Orthodox Jewish men don’t shake hands with women, but for very different reasons: note Klefbeer’s point number four below. Jihad Watch reader Klefbeer has kindly sent in this translation of this Dutch article from de Volkskrant:
Fuss over a handshake
Dutch Queen Beatrix will not shake hands during her visit to the Mobarak Mosque in The Hague. This has been agreed to out of respect for Islamic rules.
‘In principle men and women don’t touch one another if they’re not direct family’, Hibatunnoer Verhagen says, chairman of the Ahmadiyya movement in the Netherlands. ‘So it has nothing to do with inequality. On the contrary: it’s a sign of respect.’
The visit is paid on the occasion of the 50 years anniversary of the mosque. The Ahmadiyya-Muslims were the first to open up an Islamic house of prayer in the Netherlands. The movement is known as very open and tolerant, but does keep to Islamic rules. ‘If someone doesn’t know our customs and sticks out his hand, then we will surely not refuse it’, Verhagen says. ‘A painful or embarrassing situation should be avoided. But if we get the chance to explain why we don’t shake hands with the opposite sex, then that’s what we choose to do. The Queen sympathised with this.’
In November 2004 a row was started after an imam from Tilburg had refused to shake hands with Verdonk.
According to the Minister, the imam thus showed that he doesn’t see her as his equal. Verdonks thinks of shaking hands as the most important way to greet one another. The imam later declared that he would rather die than renounce his religion.
Klefbeer comments:
1) The visit by our Queen took place last Friday.
2) Tilburg is just another city in the Netherlands, with a lot of Muslim residents.
3) Rita Verdonk is the Dutch Minister of Alien Affairs and Integration. She’s also the one who denaturalized Ayaan Hirsi Ali recently, in accordance with Dutch law. She definitely is NOT a dhimmi. [On this, of course, Klefbeer and I disagree — RS]
4) We should all know that male Muslims do not shake hands with women not out of respect for those WOMEN, but out of respect for the MEN who own those women. I just wanted to get that clear.

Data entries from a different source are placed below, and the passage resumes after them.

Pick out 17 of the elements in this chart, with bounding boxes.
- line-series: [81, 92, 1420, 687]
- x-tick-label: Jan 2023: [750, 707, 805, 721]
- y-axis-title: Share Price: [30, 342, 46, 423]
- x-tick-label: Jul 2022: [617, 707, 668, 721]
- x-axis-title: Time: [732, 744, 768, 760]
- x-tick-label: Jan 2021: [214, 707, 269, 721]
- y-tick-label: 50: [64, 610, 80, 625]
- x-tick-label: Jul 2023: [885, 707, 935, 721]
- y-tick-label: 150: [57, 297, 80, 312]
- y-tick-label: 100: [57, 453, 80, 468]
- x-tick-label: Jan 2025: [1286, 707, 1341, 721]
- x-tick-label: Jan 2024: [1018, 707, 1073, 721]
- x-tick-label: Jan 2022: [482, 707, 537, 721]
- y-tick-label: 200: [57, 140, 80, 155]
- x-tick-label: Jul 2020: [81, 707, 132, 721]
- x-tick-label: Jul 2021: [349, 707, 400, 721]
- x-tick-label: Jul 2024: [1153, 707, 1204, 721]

5) The comparison with the ‘case Verdonk’ is rather inaccurate. ‘Verdonk’s case’ of ‘being refused a handshake’ took place in a public environment, while this case is inside a mosque. Of course the ‘Verdonk case’ is only mentioned by this newspaper to incite people against Verdonk. Dutch people tend to think very higly of our Queen, so in their eyes she must be right and Verdonk must be wrong.